Though the fan page Stacey Mattocks created in 2008 for "The Game" had started out as unofficial, Black Entertainment Television contacted Mattocks in 2011 after learning of the page and hired her on a part-time basis to manage the site for it and use exclusive BET content.

As the number of "likes" on the Facebook page grew from around 2 million to more than 6 million while Mattocks worked for BET, Mattocks agreed to grant the network administrative access, allowing it to update the page at its sole discretion.

BET in turn agreed not to exclude Mattocks from the page by changing her administrative rights.

While Mattocks was negotiating the possibility of a full-time contract with BET in June 2012, however, Mattocks informed the network that she would restrict its access to the page "until such time as we can reach an amicable and mutually beneficial resolution" concerning her employment.

When BET heard of its loss in access it asked Facebook to remove the page and migrate the likes over to its new page.
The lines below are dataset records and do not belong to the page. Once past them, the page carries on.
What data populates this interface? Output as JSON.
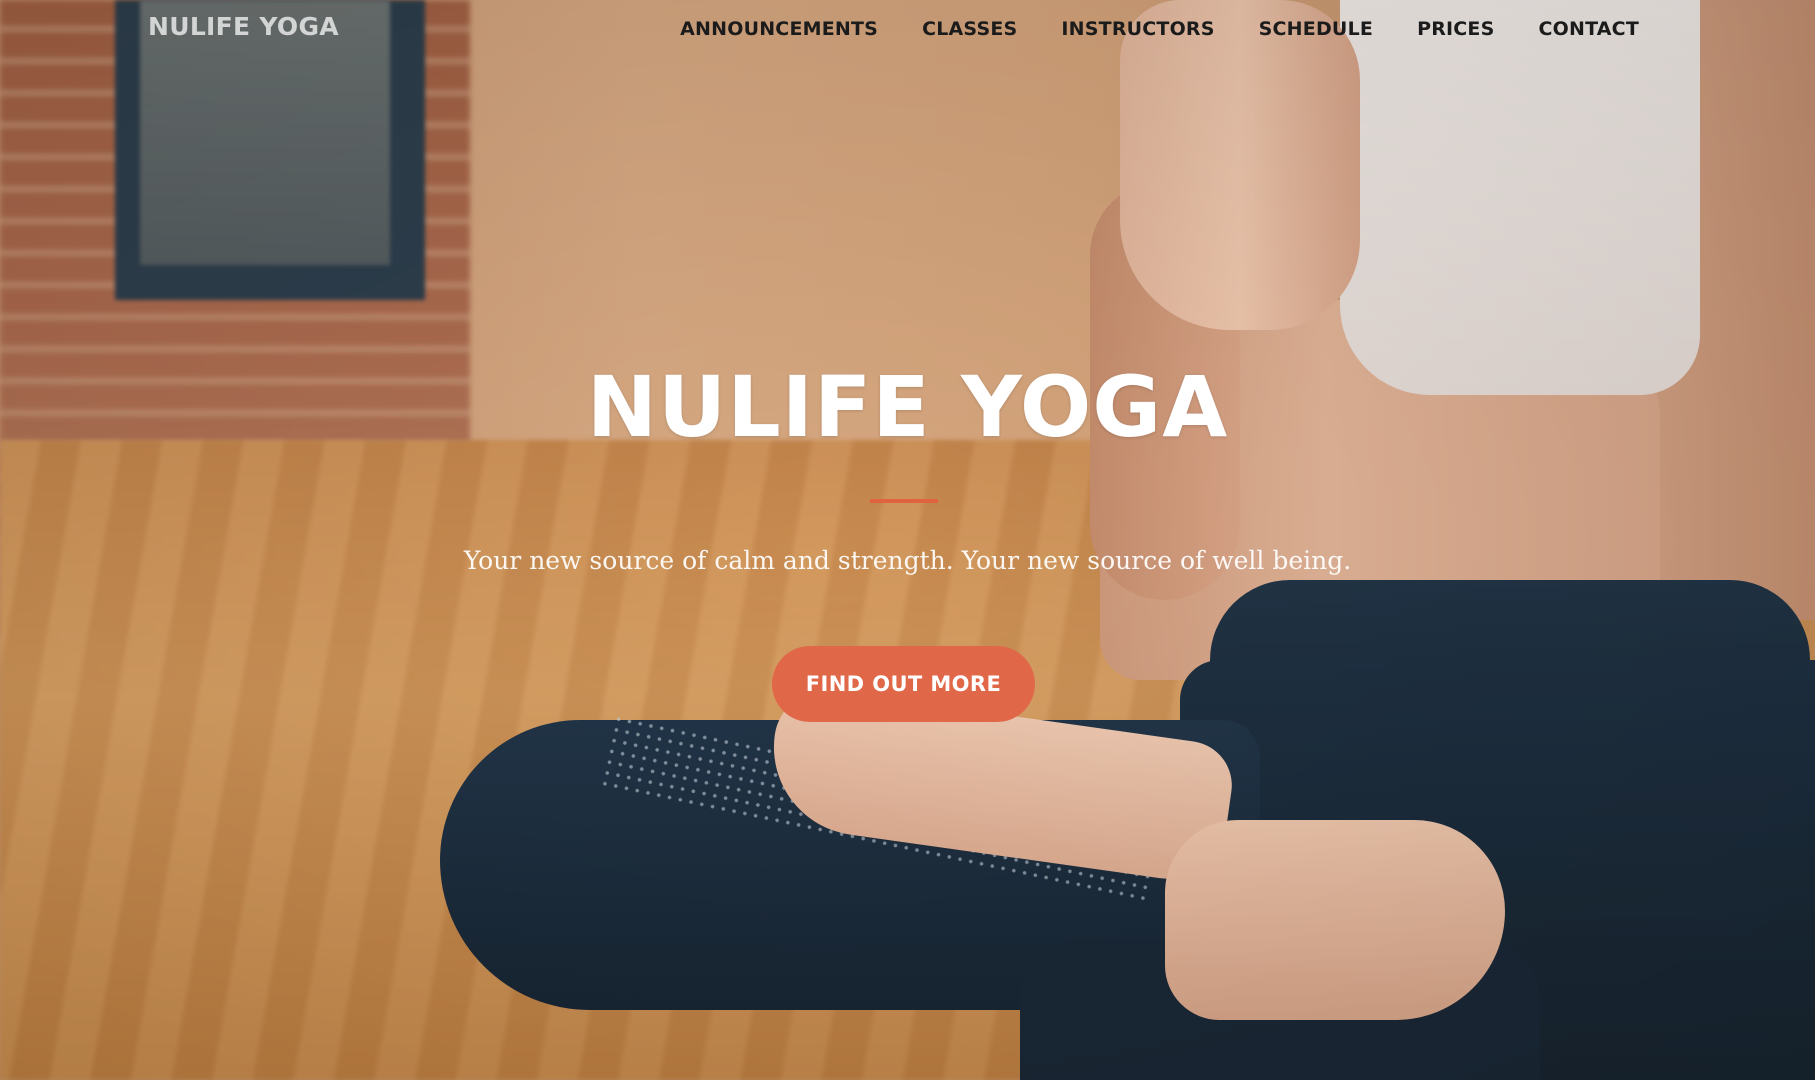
{
  "navbar": {
    "brand": "NULIFE YOGA",
    "links": [
      {
        "label": "ANNOUNCEMENTS"
      },
      {
        "label": "CLASSES"
      },
      {
        "label": "INSTRUCTORS"
      },
      {
        "label": "SCHEDULE"
      },
      {
        "label": "PRICES"
      },
      {
        "label": "CONTACT"
      }
    ]
  },
  "hero": {
    "title": "NULIFE YOGA",
    "subtitle": "Your new source of calm and strength. Your new source of well being.",
    "cta_label": "FIND OUT MORE"
  },
  "colors": {
    "accent": "#e06748",
    "divider": "#e0633f",
    "nav_text": "#1b1b1b",
    "hero_text": "#ffffff"
  }
}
Facebook complied and Twitter also shut down an account Mattocks used to promote the series.

Mattocks in turn sued the network for breach of contract and tortuous interference, but BET responded that it Mattocks breached the contract first by restricting its access to the Facebook page.

U.S. District Judge James Cohn granted the network summary judgment Wednesday because Florida contract law excuses a breach of contract after one party has already broken the agreement.

As for the claim that BET acted in bad faith by not letting her cure the breach, Cohn noted that the agreement did not contain any requirement for BET to let Mattocks resolve her action.

Mattocks likewise does not have a case for conversion since she did not actually own the "likes" on the Facebook page, according to the ruling. Such ownership belongs to the individual users who click like.

"Even if Mattocks could claim an ownership interest in the 'likes' on the FB Page, she cannot demonstrate that BET's migration request was unauthorized or wrongful," Cohn wrote.

The court also found no evidence indicating "that BET's request [to Facebook] violated any other legal duty to Mattocks."

"While BET may also have had other financial motives in disabling the Page and Twitter account, no record evidence shows that BET took these steps for purely malicious reasons," Cohn wrote. "And though Mattocks claims that BET removed the Page and account "under false pretenses," she has produced no substantial evidence that Facebook's and Twitter's decisions to shut down the services were ultimately based on anything other than the companies' policies protecting brand owners' rights. BET is therefore entitled to summary judgment on Mattocks' tortious interference claims."

BET has aired at least three new seasons of "The Game," a dramatic comedy about the lives of professional football players and their wives and girlfriends, since January 2011.

The CW Network aired three earlier seasons from 2006 to 2009, and BET acquired the syndication rights to those seasons after the show's 2009 cancelation.